ОН (4)

[1] [2] [3] [4]

И в редакции, на удивление, никто ничего не спрашивал. Ни взглядом, ни намеком, словно пребывали в абсолютном неведении о сгущающихся над моей головой тучах. Толя Орлов хитро подмигивал, сталкиваясь в узких редакционных коридорах, и сладострастно закатывал глаза, давая понять, что сладкие воспоминания о наших курортных романах все еще не выветрились из его кудрявой, с пробивающейся на макушке плешью головы. Я тоже предпочитал не заговаривать с ним о моей беде.

Долго так тянуться не могло. И однажды, заглянув ко мне в кабинет, Орлов мимоходом сказал:

— Ты бы зашел ко мне. Есть разговор.

У себя в кабинете он запер изнутри дверь на ключ, кивком пригласил меня сесть на диван и, усевшись рядом, дружески обнял за плечи.

— Лену-то помнишь? Занятной пташкой оказалась.

— Толя, не финти, — снял я его руку со своего плеча. — Помнишь, на водопаде ты фотографировал меня с Леной? Эти снимки потом были предъявлены моей жене.

— Возможно, — невозмутимо ответил он. — И для твоей же пользы.

— Значит, ты все заранее знал? И писал на меня доносы?

— Не то говоришь, Олег. Это не донос. Я выполнял партийное поручение. Кто такая Лена, я не знал. Но догадывался, что это из нынешних… так называемых… инакомыслящих. Помнишь ее рассуждения тогда… у Иудина дерева. Только тебе невдомек было, куда гнет девица? Да, правда, ты был в угаре. А любовь, она, того, слепа… Но я-то слушал трезвыми ушами. Да и Лидочка… Помнишь? Мы рядом с вами трахались. Она тоже подтвердила. Ее разыскали где-то в провинции, дева дала полные показания. Я, соответственно, тоже все представил, как было. Теперь очередь за тобой.

— Что ты имеешь в виду?

— Послушай, Олег. Я же с тобой по-дружески, не официально…
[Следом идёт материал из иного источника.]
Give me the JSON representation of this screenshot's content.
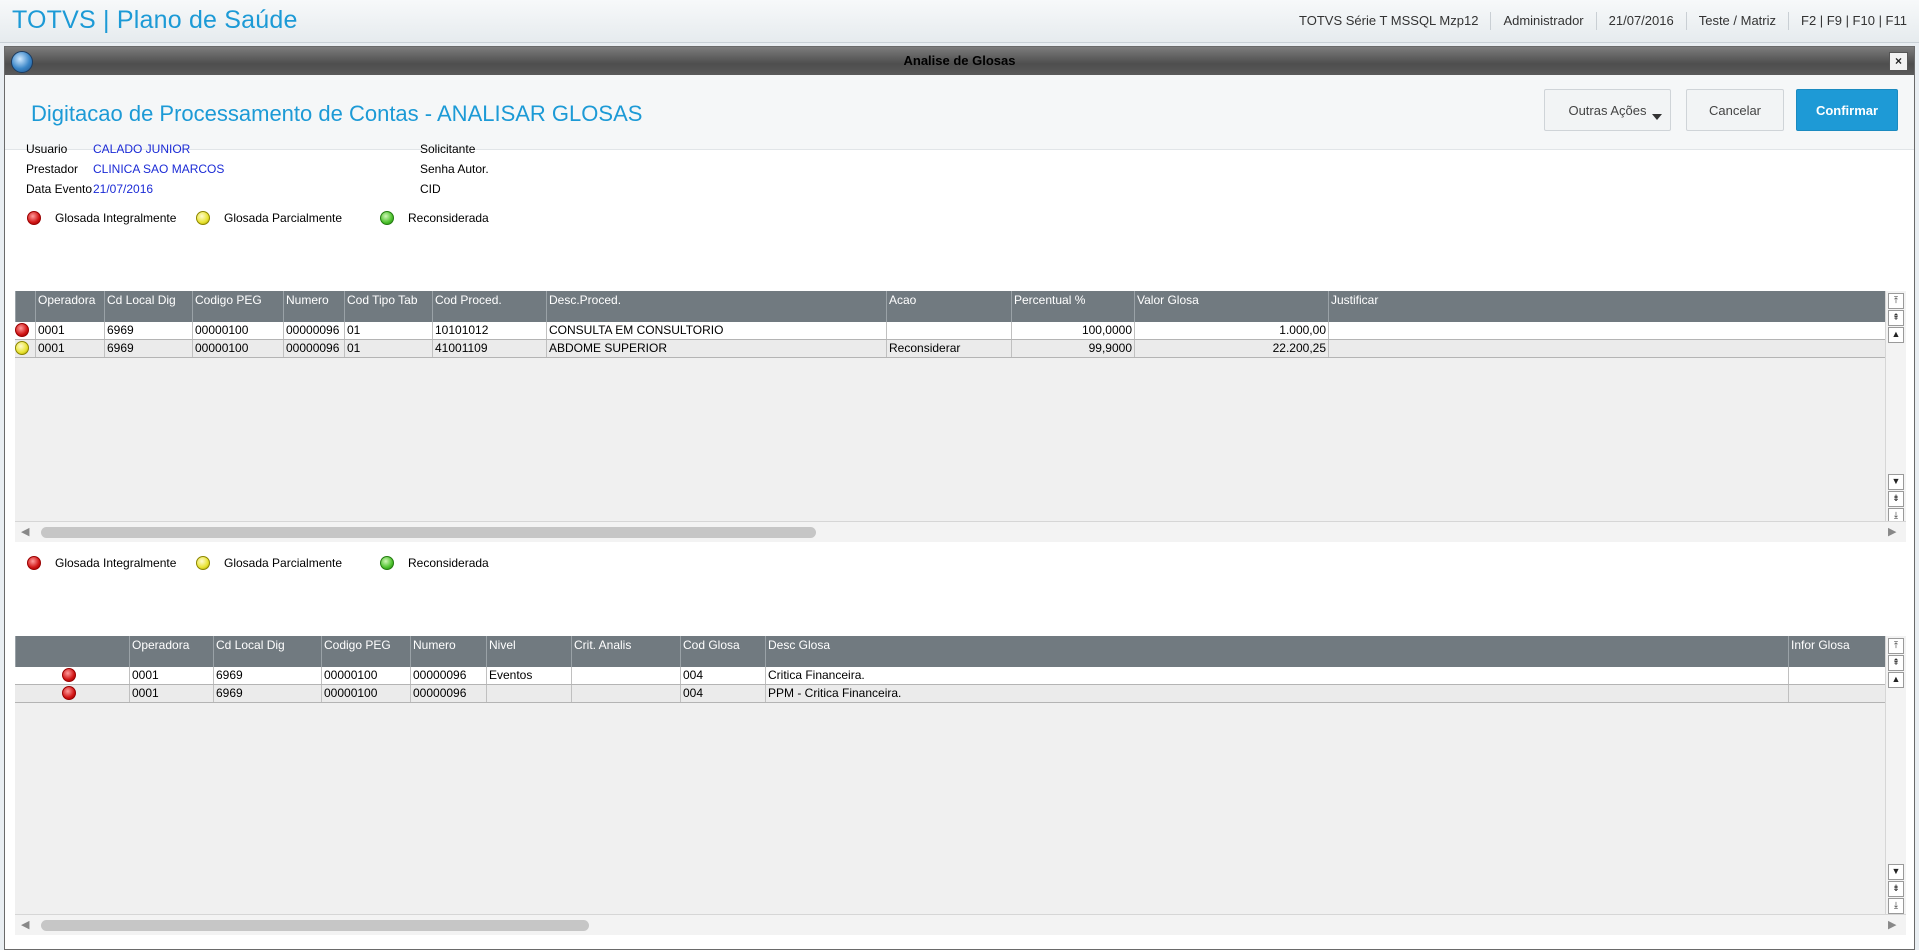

— Я предпочитаю официальный разговор. Дружеского разговора у нас и до встречи с Леной не получалось, а теперь и подавно. Давай выкладывай, что тебе велели.
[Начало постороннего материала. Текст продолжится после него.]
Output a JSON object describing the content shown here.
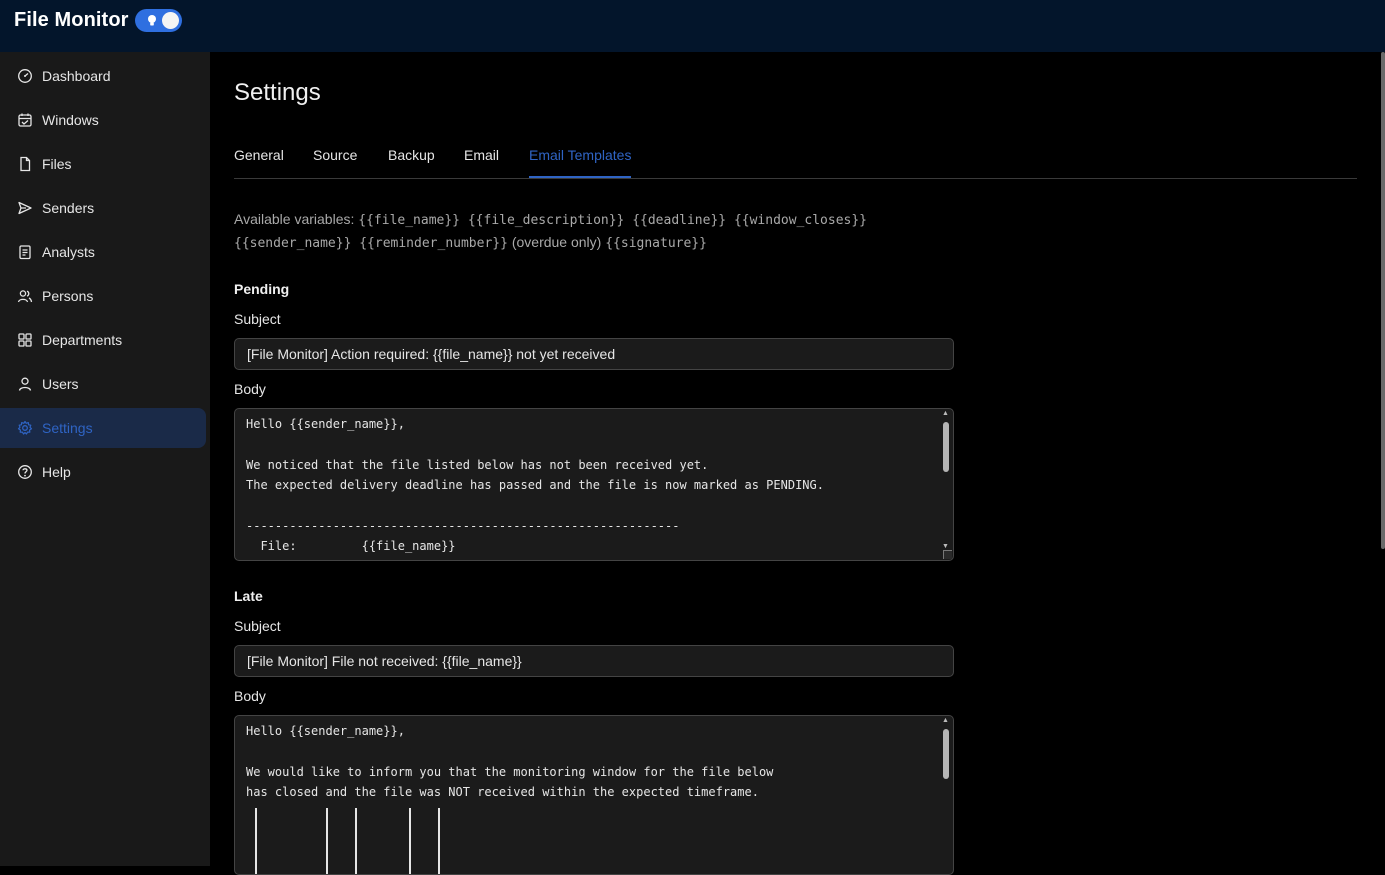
{
  "app": {
    "title": "File Monitor",
    "toggle_icon": "lightbulb-icon"
  },
  "sidebar": {
    "items": [
      {
        "label": "Dashboard",
        "icon": "gauge-icon"
      },
      {
        "label": "Windows",
        "icon": "calendar-icon"
      },
      {
        "label": "Files",
        "icon": "file-icon"
      },
      {
        "label": "Senders",
        "icon": "send-icon"
      },
      {
        "label": "Analysts",
        "icon": "clipboard-icon"
      },
      {
        "label": "Persons",
        "icon": "people-icon"
      },
      {
        "label": "Departments",
        "icon": "grid-icon"
      },
      {
        "label": "Users",
        "icon": "user-icon"
      },
      {
        "label": "Settings",
        "icon": "gear-icon",
        "active": true
      },
      {
        "label": "Help",
        "icon": "help-icon"
      }
    ]
  },
  "page": {
    "title": "Settings"
  },
  "tabs": [
    {
      "label": "General"
    },
    {
      "label": "Source"
    },
    {
      "label": "Backup"
    },
    {
      "label": "Email"
    },
    {
      "label": "Email Templates",
      "active": true
    }
  ],
  "variables": {
    "label": "Available variables:",
    "line1_vars": "{{file_name}} {{file_description}} {{deadline}} {{window_closes}}",
    "line2_vars_a": "{{sender_name}} {{reminder_number}}",
    "line2_note": "(overdue only)",
    "line2_vars_b": "{{signature}}"
  },
  "templates": {
    "pending": {
      "title": "Pending",
      "subject_label": "Subject",
      "subject_value": "[File Monitor] Action required: {{file_name}} not yet received",
      "body_label": "Body",
      "body_value": "Hello {{sender_name}},\n\nWe noticed that the file listed below has not been received yet.\nThe expected delivery deadline has passed and the file is now marked as PENDING.\n\n------------------------------------------------------------\n  File:         {{file_name}}"
    },
    "late": {
      "title": "Late",
      "subject_label": "Subject",
      "subject_value": "[File Monitor] File not received: {{file_name}}",
      "body_label": "Body",
      "body_value": "Hello {{sender_name}},\n\nWe would like to inform you that the monitoring window for the file below\nhas closed and the file was NOT received within the expected timeframe."
    }
  },
  "colors": {
    "accent": "#2f64c4",
    "topbar": "#03152b",
    "sidebar": "#191919",
    "active_bg": "#1a2a48"
  }
}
— Тогда пересядем, — поднялся Орлов. — А то диван размагничивает. Будь любезен сесть сюда, а я уж на свое рабочее место.

Он сел за письменный стол, я на стул перед ним. Как на допросе.
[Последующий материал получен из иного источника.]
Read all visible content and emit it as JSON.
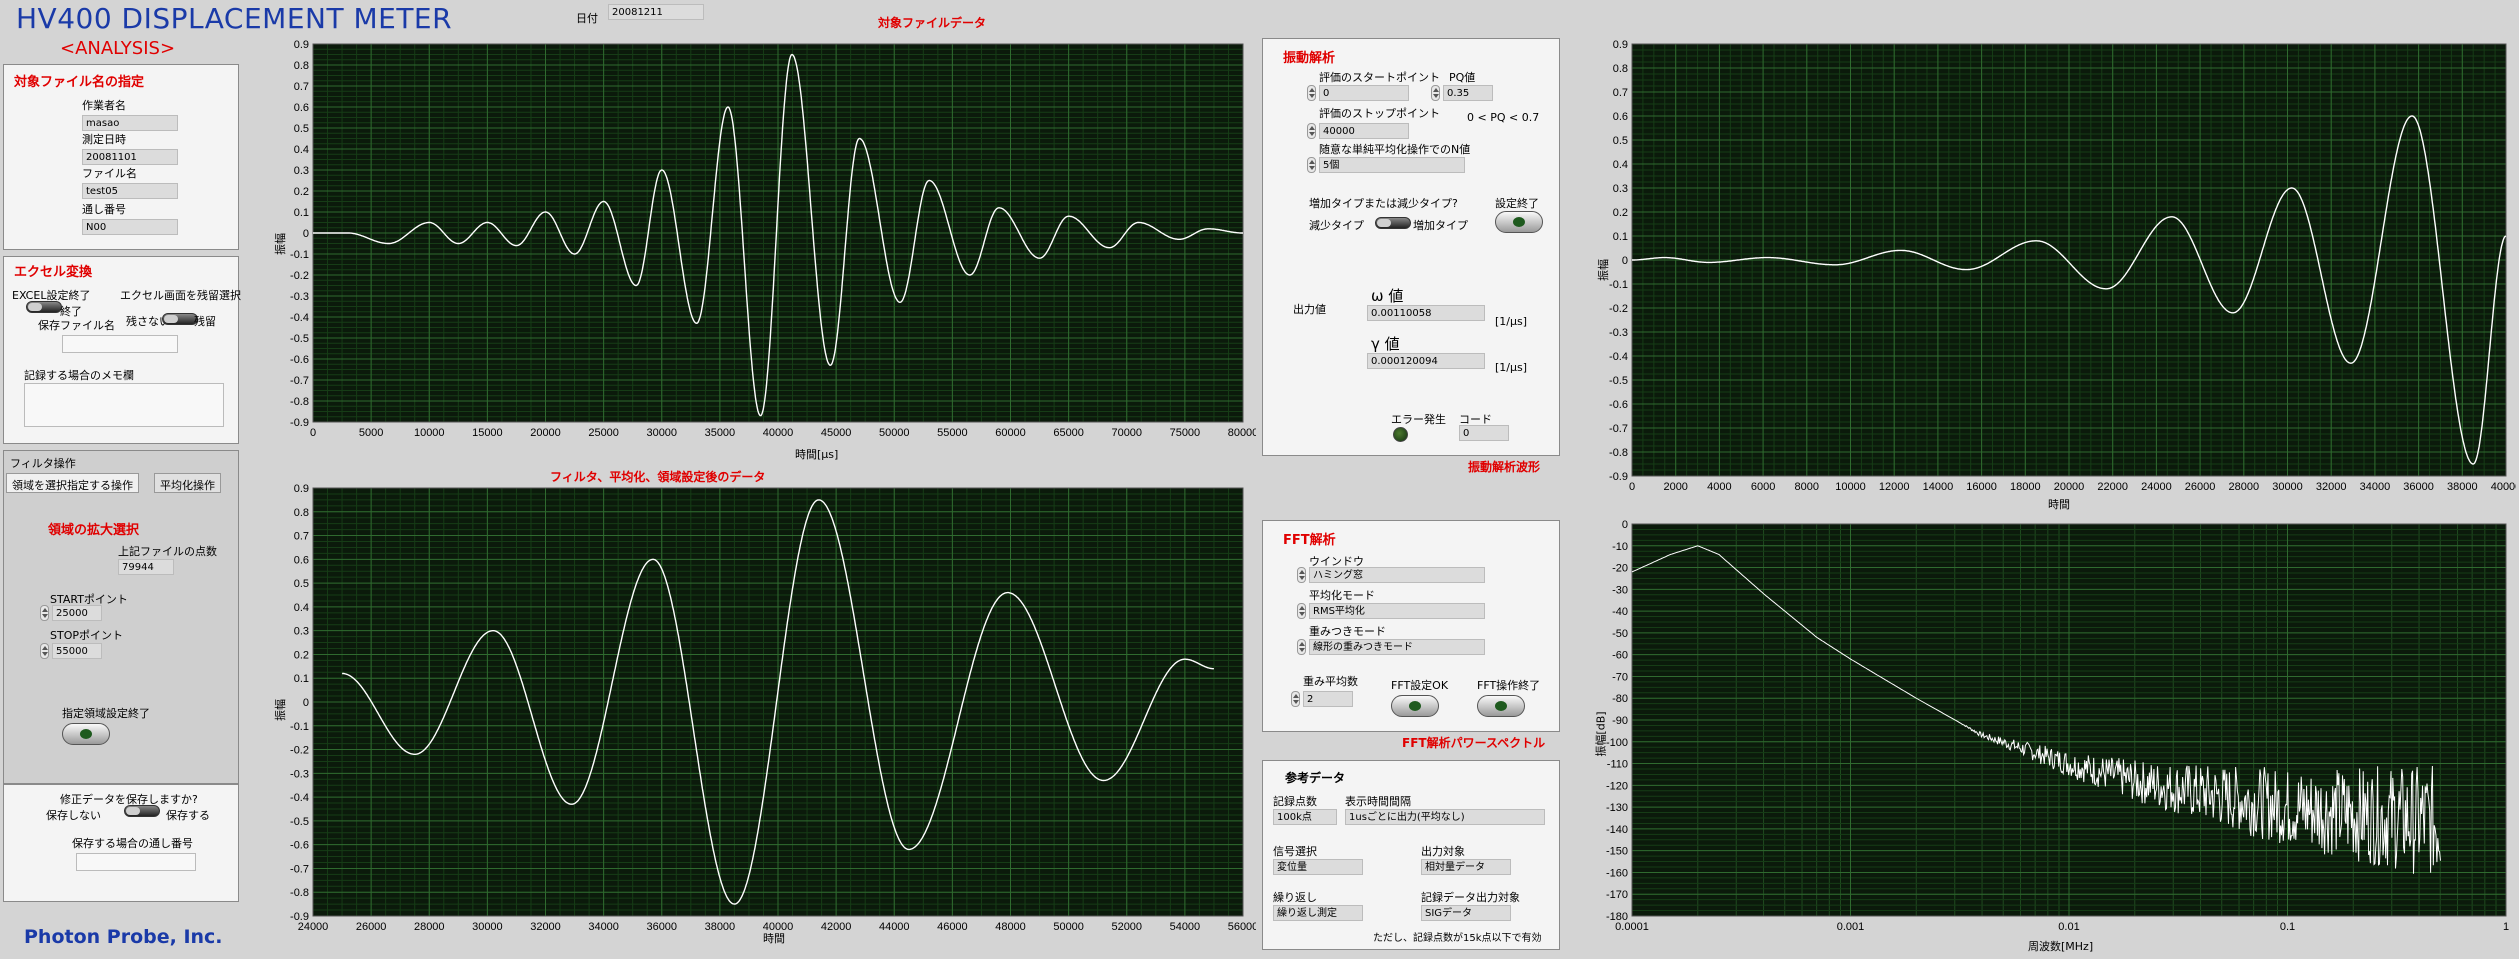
{
  "app": {
    "title": "HV400 DISPLACEMENT METER",
    "subtitle": "<ANALYSIS>",
    "company": "Photon Probe, Inc.",
    "date_label": "日付",
    "date_value": "20081211"
  },
  "target_file": {
    "heading": "対象ファイル名の指定",
    "operator_label": "作業者名",
    "operator": "masao",
    "date_label": "測定日時",
    "date": "20081101",
    "file_label": "ファイル名",
    "file": "test05",
    "serial_label": "通し番号",
    "serial": "N00"
  },
  "excel": {
    "heading": "エクセル変換",
    "setting_label": "EXCEL設定終了",
    "done_label": "終了",
    "screen_label": "エクセル画面を残留選択",
    "leave_off": "残さない",
    "leave_on": "残留",
    "savefile_label": "保存ファイル名",
    "memo_label": "記録する場合のメモ欄"
  },
  "filter": {
    "heading": "フィルタ操作",
    "tab1": "領域を選択指定する操作",
    "tab2": "平均化操作",
    "zoom_heading": "領域の拡大選択",
    "points_label": "上記ファイルの点数",
    "points": "79944",
    "start_label": "STARTポイント",
    "start": "25000",
    "stop_label": "STOPポイント",
    "stop": "55000",
    "apply_label": "指定領域設定終了"
  },
  "save": {
    "question": "修正データを保存しますか?",
    "no": "保存しない",
    "yes": "保存する",
    "serial_label": "保存する場合の通し番号"
  },
  "graph1": {
    "title": "対象ファイルデータ",
    "ylabel": "振幅",
    "xlabel": "時間[μs]"
  },
  "graph2": {
    "title": "フィルタ、平均化、領域設定後のデータ",
    "ylabel": "振幅",
    "xlabel": "時間"
  },
  "graph3": {
    "title": "振動解析波形",
    "ylabel": "振幅",
    "xlabel": "時間"
  },
  "graph4": {
    "title": "FFT解析パワースペクトル",
    "ylabel": "振幅[dB]",
    "xlabel": "周波数[MHz]"
  },
  "vibration": {
    "heading": "振動解析",
    "start_label": "評価のスタートポイント",
    "start": "0",
    "pq_label": "PQ値",
    "pq": "0.35",
    "stop_label": "評価のストップポイント",
    "stop": "40000",
    "pq_range": "0 < PQ < 0.7",
    "n_label": "随意な単純平均化操作でのN値",
    "n": "5個",
    "type_label": "増加タイプまたは減少タイプ?",
    "dec": "減少タイプ",
    "inc": "増加タイプ",
    "done_label": "設定終了",
    "output_label": "出力値",
    "omega_label": "ω 値",
    "omega": "0.00110058",
    "omega_unit": "[1/μs]",
    "gamma_label": "γ 値",
    "gamma": "0.000120094",
    "gamma_unit": "[1/μs]",
    "error_label": "エラー発生",
    "code_label": "コード",
    "code": "0"
  },
  "fft": {
    "heading": "FFT解析",
    "window_label": "ウインドウ",
    "window": "ハミング窓",
    "avg_label": "平均化モード",
    "avg": "RMS平均化",
    "weight_label": "重みつきモード",
    "weight": "線形の重みつきモード",
    "count_label": "重み平均数",
    "count": "2",
    "ok_label": "FFT設定OK",
    "end_label": "FFT操作終了"
  },
  "reference": {
    "heading": "参考データ",
    "points_label": "記録点数",
    "points": "100k点",
    "interval_label": "表示時間間隔",
    "interval": "1usごとに出力(平均なし)",
    "signal_label": "信号選択",
    "signal": "変位量",
    "output_label": "出力対象",
    "output": "相対量データ",
    "repeat_label": "繰り返し",
    "repeat": "繰り返し測定",
    "rec_label": "記録データ出力対象",
    "rec": "SIGデータ",
    "note": "ただし、記録点数が15k点以下で有効"
  },
  "chart_data": [
    {
      "type": "line",
      "name": "graph1",
      "x_range": [
        0,
        80000
      ],
      "y_range": [
        -0.9,
        0.9
      ],
      "x_ticks": [
        "0",
        "5000",
        "10000",
        "15000",
        "20000",
        "25000",
        "30000",
        "35000",
        "40000",
        "45000",
        "50000",
        "55000",
        "60000",
        "65000",
        "70000",
        "75000",
        "80000"
      ],
      "y_ticks": [
        "0.9",
        "0.8",
        "0.7",
        "0.6",
        "0.5",
        "0.4",
        "0.3",
        "0.2",
        "0.1",
        "0",
        "-0.1",
        "-0.2",
        "-0.3",
        "-0.4",
        "-0.5",
        "-0.6",
        "-0.7",
        "-0.8",
        "-0.9"
      ],
      "series": [
        {
          "peaks": [
            [
              3000,
              0.0
            ],
            [
              10000,
              0.05
            ],
            [
              15000,
              0.05
            ],
            [
              20000,
              0.1
            ],
            [
              25000,
              0.15
            ],
            [
              30000,
              0.3
            ],
            [
              35700,
              0.6
            ],
            [
              41200,
              0.85
            ],
            [
              47000,
              0.45
            ],
            [
              53000,
              0.25
            ],
            [
              59000,
              0.12
            ],
            [
              65000,
              0.08
            ],
            [
              71000,
              0.05
            ],
            [
              77000,
              0.02
            ]
          ],
          "troughs": [
            [
              6500,
              -0.05
            ],
            [
              12500,
              -0.05
            ],
            [
              17500,
              -0.06
            ],
            [
              22500,
              -0.1
            ],
            [
              27800,
              -0.25
            ],
            [
              33000,
              -0.43
            ],
            [
              38500,
              -0.87
            ],
            [
              44500,
              -0.63
            ],
            [
              50500,
              -0.33
            ],
            [
              56500,
              -0.2
            ],
            [
              62500,
              -0.12
            ],
            [
              68500,
              -0.07
            ],
            [
              74500,
              -0.03
            ]
          ]
        }
      ]
    },
    {
      "type": "line",
      "name": "graph2",
      "x_range": [
        24000,
        56000
      ],
      "y_range": [
        -0.9,
        0.9
      ],
      "x_ticks": [
        "24000",
        "26000",
        "28000",
        "30000",
        "32000",
        "34000",
        "36000",
        "38000",
        "40000",
        "42000",
        "44000",
        "46000",
        "48000",
        "50000",
        "52000",
        "54000",
        "56000"
      ],
      "y_ticks": [
        "0.9",
        "0.8",
        "0.7",
        "0.6",
        "0.5",
        "0.4",
        "0.3",
        "0.2",
        "0.1",
        "0",
        "-0.1",
        "-0.2",
        "-0.3",
        "-0.4",
        "-0.5",
        "-0.6",
        "-0.7",
        "-0.8",
        "-0.9"
      ],
      "series": [
        {
          "points": [
            [
              25000,
              0.12
            ],
            [
              27500,
              -0.22
            ],
            [
              30200,
              0.3
            ],
            [
              32900,
              -0.43
            ],
            [
              35700,
              0.6
            ],
            [
              38500,
              -0.85
            ],
            [
              41400,
              0.85
            ],
            [
              44500,
              -0.62
            ],
            [
              47900,
              0.46
            ],
            [
              51200,
              -0.33
            ],
            [
              54000,
              0.18
            ],
            [
              55000,
              0.14
            ]
          ]
        }
      ]
    },
    {
      "type": "line",
      "name": "graph3",
      "x_range": [
        0,
        40000
      ],
      "y_range": [
        -0.9,
        0.9
      ],
      "x_ticks": [
        "0",
        "2000",
        "4000",
        "6000",
        "8000",
        "10000",
        "12000",
        "14000",
        "16000",
        "18000",
        "20000",
        "22000",
        "24000",
        "26000",
        "28000",
        "30000",
        "32000",
        "34000",
        "36000",
        "38000",
        "40000"
      ],
      "y_ticks": [
        "0.9",
        "0.8",
        "0.7",
        "0.6",
        "0.5",
        "0.4",
        "0.3",
        "0.2",
        "0.1",
        "0",
        "-0.1",
        "-0.2",
        "-0.3",
        "-0.4",
        "-0.5",
        "-0.6",
        "-0.7",
        "-0.8",
        "-0.9"
      ],
      "series": [
        {
          "points": [
            [
              0,
              0
            ],
            [
              1500,
              0.01
            ],
            [
              3500,
              -0.01
            ],
            [
              6200,
              0.01
            ],
            [
              9300,
              -0.02
            ],
            [
              12300,
              0.04
            ],
            [
              15300,
              -0.04
            ],
            [
              18500,
              0.08
            ],
            [
              21700,
              -0.12
            ],
            [
              24700,
              0.18
            ],
            [
              27500,
              -0.22
            ],
            [
              30200,
              0.3
            ],
            [
              32900,
              -0.43
            ],
            [
              35700,
              0.6
            ],
            [
              38500,
              -0.85
            ],
            [
              40000,
              0.1
            ]
          ]
        }
      ]
    },
    {
      "type": "line",
      "name": "graph4",
      "x_scale": "log",
      "x_range": [
        0.0001,
        1
      ],
      "y_range": [
        -180,
        0
      ],
      "x_ticks": [
        "0.0001",
        "0.001",
        "0.01",
        "0.1",
        "1"
      ],
      "y_ticks": [
        "0",
        "-10",
        "-20",
        "-30",
        "-40",
        "-50",
        "-60",
        "-70",
        "-80",
        "-90",
        "-100",
        "-110",
        "-120",
        "-130",
        "-140",
        "-150",
        "-160",
        "-170",
        "-180"
      ],
      "series": [
        {
          "points": [
            [
              0.0001,
              -22
            ],
            [
              0.00015,
              -14
            ],
            [
              0.0002,
              -10
            ],
            [
              0.00025,
              -14
            ],
            [
              0.0004,
              -32
            ],
            [
              0.0007,
              -52
            ],
            [
              0.001,
              -62
            ],
            [
              0.002,
              -80
            ],
            [
              0.004,
              -97
            ],
            [
              0.007,
              -105
            ],
            [
              0.01,
              -110
            ],
            [
              0.02,
              -118
            ],
            [
              0.05,
              -125
            ],
            [
              0.1,
              -130
            ],
            [
              0.2,
              -133
            ],
            [
              0.5,
              -137
            ]
          ]
        }
      ]
    }
  ]
}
— Обращаться к тебе по фамилии? Или Олегом называть? — сдвинув брови и нагоняя на себя серьезность, насупился Орлов.

— Называй, как хочешь. Давай ближе к делу.

— Ладно. Приступим. Значит, первое. Лена, как тебе известно, под следствием.

— Она арестована, — поправил я.

— Верно. Это и есть пребывание под следствием. Ей инкриминируются серьезные антигосударственные преступления. Как то: клевета на наш советский строй, подрывная пропаганда, распространение нелегальной антисоветской литературы. Эт цетера. Она, как и ее подельники, вся эта диссидентская шатия-братия, отпирается, путает следствие, изворачивается, как может. Ты, именно ты, в состоянии крепко помочь следствию припереть эту суку к стене. Ведь она-то тебя не щадила, передавая на хранение чемодан с нелегальной литературой.

— Ты и об этом знаешь?

— Насколько мне известно, это не секрет даже для твоей жены.

— Ах, вот как далеко зашли твои познания. Скажи мне, Орлов, в каком ты звании числишься в органах государственной безопасности? Капитаном? Майором?

— Как ты справедливо заметил, мы не такие, уж друзья, чтоб я перед тобой во всем отчитывался. А насчет капитана, ты прав. Человек в звании капитана дожидается у нас тут, в отдельной комнате, чтоб побеседовать с тобой с глазу на глаз. Но чтоб у тебя не было шока, я решил по старой памяти смягчить удар и подготовить тебя немножко к этой встрече.

Я поник. Тупо смотрел в пол, на носки своих ботинок и, как сквозь вату, слышал, низкий голос Толи Орлова:

— Ты, Олег, должен дать чистосердечные показания. Она же тебя, ни о чем не предупредив, вовлекла в свои грязные делишки. Воспользовавшись твоим чувством. Спекулируя на нем. А нашего брата куда угодно заманить можно, виляя клитором. По себе знаю. Да я тверже тебя. Не раскисаю. Вот ты и влип. Хер беды не знает. И выйти из этой беды чистеньким ты сможешь при одном условии: полное сотрудничество со следствием против этой бляди. Подтвердить и подписать все, что велят. Тебе устроят с ней очную ставку. Там-то ты ее к ногтю к прижмешь. Она же, сука, не признает даже и то, что дала тебе портфель с литературой. Мол, ничего не знаю. Следовательно, валит на тебя. Шкуру спасает. А тебе-то зачем за ее грехи отдуваться? Будь мужчиной… Ну, трахнул разок-другой и пошли ее к чертовой матери. Бесстыдство! Отрицать то, что фотографии наглядно подтверждают.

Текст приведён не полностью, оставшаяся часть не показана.